1/ assurance, assistance   2/ Etat-gendarme, Etat-providence   3/ contrainte budgétaire   

(A) L'assurance est un moyen de se protéger face à des risques (maladie, chômage....) grâce à des cotisations qui sont versées à l'avance par tous les assurés et qui ne sont utilisées que pour ceux qui en ont besoin. Les cotisations peuvent être obligatoires, et donc être comptées parmi les prélèvements obligatoires (voir cette expression) comme dans le cas de la sécurité sociale, mais le fait que les droits découlent de cotisation préalables distingue le principe de l'assurance du principe de l'assistance. Dans les systèmes d'assistance, financés par des impôts, n'importe qui a le droit d'être aidé, même s'il n'a pas payé à l'avance des cotisations pour être protégé.

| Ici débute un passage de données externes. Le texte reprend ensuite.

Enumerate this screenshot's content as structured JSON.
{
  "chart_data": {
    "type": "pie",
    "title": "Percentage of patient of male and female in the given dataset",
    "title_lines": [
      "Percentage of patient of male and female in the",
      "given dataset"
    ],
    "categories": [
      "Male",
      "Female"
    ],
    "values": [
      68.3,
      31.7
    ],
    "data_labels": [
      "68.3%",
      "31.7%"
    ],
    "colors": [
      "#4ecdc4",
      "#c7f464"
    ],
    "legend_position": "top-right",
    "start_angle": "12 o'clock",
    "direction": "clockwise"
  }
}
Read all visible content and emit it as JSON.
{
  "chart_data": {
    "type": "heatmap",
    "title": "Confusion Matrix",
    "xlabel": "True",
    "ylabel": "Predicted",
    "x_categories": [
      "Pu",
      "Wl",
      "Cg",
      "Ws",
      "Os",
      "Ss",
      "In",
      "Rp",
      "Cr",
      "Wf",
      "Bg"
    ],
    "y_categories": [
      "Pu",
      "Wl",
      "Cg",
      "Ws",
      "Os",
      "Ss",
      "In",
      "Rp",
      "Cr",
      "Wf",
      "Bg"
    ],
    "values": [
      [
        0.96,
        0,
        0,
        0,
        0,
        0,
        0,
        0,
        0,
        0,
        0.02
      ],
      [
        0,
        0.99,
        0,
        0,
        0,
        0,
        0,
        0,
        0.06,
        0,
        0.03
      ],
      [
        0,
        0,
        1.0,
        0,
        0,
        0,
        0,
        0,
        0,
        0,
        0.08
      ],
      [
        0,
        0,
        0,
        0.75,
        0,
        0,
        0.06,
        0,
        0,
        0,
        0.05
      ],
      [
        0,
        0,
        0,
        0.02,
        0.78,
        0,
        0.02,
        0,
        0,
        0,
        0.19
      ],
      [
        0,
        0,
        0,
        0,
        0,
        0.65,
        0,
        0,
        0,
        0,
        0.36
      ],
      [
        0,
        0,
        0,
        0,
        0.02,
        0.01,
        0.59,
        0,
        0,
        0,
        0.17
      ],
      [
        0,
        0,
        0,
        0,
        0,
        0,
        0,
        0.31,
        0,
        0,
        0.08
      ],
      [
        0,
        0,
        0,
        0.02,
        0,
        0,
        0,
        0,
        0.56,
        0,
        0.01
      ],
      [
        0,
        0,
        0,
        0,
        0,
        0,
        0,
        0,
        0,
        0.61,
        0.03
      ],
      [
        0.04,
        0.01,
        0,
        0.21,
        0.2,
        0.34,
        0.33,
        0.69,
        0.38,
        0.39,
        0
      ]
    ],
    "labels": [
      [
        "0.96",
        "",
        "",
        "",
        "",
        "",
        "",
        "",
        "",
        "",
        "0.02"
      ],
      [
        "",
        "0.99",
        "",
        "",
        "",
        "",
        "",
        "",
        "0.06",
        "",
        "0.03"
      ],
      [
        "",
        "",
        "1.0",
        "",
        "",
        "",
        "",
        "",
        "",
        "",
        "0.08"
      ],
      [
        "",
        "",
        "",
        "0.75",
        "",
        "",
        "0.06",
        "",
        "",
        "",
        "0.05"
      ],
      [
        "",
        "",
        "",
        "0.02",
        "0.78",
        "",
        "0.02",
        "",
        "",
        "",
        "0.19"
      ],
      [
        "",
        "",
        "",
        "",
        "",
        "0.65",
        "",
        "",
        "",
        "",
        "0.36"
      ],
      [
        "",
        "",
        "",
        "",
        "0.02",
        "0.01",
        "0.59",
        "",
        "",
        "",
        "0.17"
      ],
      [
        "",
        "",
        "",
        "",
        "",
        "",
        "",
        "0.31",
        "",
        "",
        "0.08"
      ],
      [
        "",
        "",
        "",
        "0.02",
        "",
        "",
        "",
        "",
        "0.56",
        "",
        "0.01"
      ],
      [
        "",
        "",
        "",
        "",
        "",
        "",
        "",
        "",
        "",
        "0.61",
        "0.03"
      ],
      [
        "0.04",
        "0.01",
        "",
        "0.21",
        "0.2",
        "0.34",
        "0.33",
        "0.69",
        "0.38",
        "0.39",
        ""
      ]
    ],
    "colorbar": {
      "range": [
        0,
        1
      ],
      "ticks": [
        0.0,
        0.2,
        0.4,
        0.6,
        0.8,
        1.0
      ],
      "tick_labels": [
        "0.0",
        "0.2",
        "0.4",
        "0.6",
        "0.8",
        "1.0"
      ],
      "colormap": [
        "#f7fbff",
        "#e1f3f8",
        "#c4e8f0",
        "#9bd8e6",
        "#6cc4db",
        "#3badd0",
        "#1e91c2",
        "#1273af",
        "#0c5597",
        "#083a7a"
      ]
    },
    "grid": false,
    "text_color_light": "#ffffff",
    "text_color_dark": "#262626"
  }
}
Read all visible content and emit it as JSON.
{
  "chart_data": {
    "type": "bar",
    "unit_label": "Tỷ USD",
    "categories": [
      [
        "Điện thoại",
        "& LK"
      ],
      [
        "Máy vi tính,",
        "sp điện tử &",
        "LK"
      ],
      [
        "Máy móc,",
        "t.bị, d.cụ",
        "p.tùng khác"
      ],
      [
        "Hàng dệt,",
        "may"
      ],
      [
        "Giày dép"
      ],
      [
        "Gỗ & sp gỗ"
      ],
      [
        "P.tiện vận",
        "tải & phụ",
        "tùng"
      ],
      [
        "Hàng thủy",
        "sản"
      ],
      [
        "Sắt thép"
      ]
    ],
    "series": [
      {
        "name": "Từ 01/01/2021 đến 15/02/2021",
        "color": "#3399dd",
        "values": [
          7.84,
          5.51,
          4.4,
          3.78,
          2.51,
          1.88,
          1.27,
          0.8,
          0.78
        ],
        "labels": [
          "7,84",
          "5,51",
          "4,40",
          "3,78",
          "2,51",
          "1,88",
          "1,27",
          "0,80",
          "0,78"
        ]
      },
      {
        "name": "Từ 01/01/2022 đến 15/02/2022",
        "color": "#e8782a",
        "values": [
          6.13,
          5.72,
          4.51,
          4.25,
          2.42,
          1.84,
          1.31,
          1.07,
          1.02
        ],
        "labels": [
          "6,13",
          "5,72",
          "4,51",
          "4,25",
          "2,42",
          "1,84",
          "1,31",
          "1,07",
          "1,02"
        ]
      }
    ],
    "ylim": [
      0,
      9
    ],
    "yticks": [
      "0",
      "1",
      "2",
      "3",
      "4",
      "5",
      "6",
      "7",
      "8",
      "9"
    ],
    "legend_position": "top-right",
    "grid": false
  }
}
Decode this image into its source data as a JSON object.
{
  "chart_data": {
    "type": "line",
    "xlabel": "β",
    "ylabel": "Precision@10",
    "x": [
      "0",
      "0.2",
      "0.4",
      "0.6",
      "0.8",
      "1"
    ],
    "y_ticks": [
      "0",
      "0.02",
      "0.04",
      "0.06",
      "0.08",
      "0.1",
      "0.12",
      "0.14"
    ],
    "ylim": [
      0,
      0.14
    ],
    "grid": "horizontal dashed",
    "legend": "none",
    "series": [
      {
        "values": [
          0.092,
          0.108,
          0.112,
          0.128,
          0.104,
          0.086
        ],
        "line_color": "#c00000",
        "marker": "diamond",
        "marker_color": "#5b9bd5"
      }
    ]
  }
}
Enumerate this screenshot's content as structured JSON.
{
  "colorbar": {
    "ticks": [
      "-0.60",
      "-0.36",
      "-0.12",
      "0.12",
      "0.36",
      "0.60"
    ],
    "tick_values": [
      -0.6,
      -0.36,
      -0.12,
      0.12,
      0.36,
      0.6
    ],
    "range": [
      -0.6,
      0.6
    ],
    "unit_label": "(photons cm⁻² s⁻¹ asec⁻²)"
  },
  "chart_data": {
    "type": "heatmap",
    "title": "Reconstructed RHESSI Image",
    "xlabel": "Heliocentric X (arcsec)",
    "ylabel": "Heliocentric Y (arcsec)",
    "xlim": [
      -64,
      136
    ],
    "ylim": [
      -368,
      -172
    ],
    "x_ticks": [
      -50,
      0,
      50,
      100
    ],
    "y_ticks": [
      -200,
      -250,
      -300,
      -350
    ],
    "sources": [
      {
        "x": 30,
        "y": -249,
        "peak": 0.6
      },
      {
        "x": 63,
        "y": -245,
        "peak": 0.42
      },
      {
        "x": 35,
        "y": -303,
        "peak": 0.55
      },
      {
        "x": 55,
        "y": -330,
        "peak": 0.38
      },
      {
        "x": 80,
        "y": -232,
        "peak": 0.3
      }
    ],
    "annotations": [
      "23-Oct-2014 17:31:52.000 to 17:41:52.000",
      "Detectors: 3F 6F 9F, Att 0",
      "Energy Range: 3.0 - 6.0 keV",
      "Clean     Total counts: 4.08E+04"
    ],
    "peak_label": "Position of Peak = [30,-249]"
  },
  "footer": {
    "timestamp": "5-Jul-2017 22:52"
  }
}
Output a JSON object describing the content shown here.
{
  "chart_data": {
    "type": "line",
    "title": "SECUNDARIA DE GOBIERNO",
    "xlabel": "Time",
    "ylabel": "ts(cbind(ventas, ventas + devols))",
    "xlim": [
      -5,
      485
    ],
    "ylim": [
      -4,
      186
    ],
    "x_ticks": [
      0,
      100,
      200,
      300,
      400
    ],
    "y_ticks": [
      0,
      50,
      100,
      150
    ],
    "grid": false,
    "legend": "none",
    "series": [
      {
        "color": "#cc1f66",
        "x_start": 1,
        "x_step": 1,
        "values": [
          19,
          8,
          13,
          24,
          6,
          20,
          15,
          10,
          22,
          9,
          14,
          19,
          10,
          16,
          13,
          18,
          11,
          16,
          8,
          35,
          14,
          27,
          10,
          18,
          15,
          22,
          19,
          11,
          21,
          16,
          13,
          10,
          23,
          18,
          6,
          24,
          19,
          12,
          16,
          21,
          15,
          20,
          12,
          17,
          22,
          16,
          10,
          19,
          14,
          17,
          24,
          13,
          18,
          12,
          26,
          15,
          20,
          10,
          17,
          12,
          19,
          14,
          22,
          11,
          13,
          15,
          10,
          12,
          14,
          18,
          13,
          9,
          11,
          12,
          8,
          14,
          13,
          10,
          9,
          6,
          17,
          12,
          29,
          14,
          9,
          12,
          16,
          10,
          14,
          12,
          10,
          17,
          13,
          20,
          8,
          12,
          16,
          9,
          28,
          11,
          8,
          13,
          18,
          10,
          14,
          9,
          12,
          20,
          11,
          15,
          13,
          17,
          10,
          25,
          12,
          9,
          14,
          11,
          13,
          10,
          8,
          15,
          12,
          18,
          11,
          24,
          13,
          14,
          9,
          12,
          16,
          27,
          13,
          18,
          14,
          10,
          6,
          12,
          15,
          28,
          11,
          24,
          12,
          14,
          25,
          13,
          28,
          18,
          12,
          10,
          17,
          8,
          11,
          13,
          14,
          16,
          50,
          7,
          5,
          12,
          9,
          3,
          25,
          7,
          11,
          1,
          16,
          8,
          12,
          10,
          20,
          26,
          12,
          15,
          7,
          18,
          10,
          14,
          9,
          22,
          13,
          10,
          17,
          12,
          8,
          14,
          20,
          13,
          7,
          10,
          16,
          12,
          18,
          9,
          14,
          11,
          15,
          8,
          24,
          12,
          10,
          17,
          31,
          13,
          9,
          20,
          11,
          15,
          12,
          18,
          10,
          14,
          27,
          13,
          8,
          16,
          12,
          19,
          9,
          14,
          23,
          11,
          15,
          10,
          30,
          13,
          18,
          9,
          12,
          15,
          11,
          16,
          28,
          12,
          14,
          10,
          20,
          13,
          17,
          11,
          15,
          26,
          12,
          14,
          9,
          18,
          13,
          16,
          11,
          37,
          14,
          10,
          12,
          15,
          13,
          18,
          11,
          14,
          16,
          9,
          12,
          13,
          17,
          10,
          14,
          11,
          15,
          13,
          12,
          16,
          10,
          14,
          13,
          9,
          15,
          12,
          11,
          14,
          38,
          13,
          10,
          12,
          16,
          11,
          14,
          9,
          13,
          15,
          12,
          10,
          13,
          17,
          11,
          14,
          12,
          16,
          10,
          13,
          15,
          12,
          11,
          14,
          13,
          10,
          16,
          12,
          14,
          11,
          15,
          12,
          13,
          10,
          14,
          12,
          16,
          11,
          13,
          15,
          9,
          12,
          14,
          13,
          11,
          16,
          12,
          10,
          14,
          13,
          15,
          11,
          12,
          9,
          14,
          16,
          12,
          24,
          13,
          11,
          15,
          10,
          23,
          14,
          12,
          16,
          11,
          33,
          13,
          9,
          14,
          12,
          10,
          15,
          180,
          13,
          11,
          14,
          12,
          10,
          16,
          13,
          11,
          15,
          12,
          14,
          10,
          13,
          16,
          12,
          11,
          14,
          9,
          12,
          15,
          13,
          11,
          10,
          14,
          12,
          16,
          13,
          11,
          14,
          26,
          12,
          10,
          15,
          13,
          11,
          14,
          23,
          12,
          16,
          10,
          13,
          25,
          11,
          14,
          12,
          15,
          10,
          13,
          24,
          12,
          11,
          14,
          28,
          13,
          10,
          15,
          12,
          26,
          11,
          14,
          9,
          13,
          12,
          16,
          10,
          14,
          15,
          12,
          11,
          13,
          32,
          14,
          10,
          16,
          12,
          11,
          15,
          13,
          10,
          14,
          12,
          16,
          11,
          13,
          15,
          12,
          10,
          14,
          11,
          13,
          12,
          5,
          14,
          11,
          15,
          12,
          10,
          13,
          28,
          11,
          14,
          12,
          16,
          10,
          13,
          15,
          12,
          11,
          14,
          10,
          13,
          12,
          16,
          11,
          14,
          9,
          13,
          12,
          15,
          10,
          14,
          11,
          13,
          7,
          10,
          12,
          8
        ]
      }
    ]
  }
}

(B) L'Etat gendarme garantit la cohésion sociale grâce au pouvoir de contrainte que seul l'Etat peut exercer sans qu'une partie importante de la population le conteste (il exerce ainsi ce qu'on appelle le «monopole de la violence légitime»). L'Etat providence joue son rôle de garant de la cohésion sociale d'une autre façon, en réduisant les inégalités les plus révoltantes: par exemple grâce au remboursement des soins, qui réduit les inégalités devant la mort. Voir «Etat».
(C) Incapacité qu'a tout agent économique de dépenser de façon durable beaucoup plus que ses recettes, car il ne lui est pas possible d'augmenter indéfiniment son endettement. Cela limite notamment les moyens d'agir de la politique budgétaire de l'Etat (voir cette expression).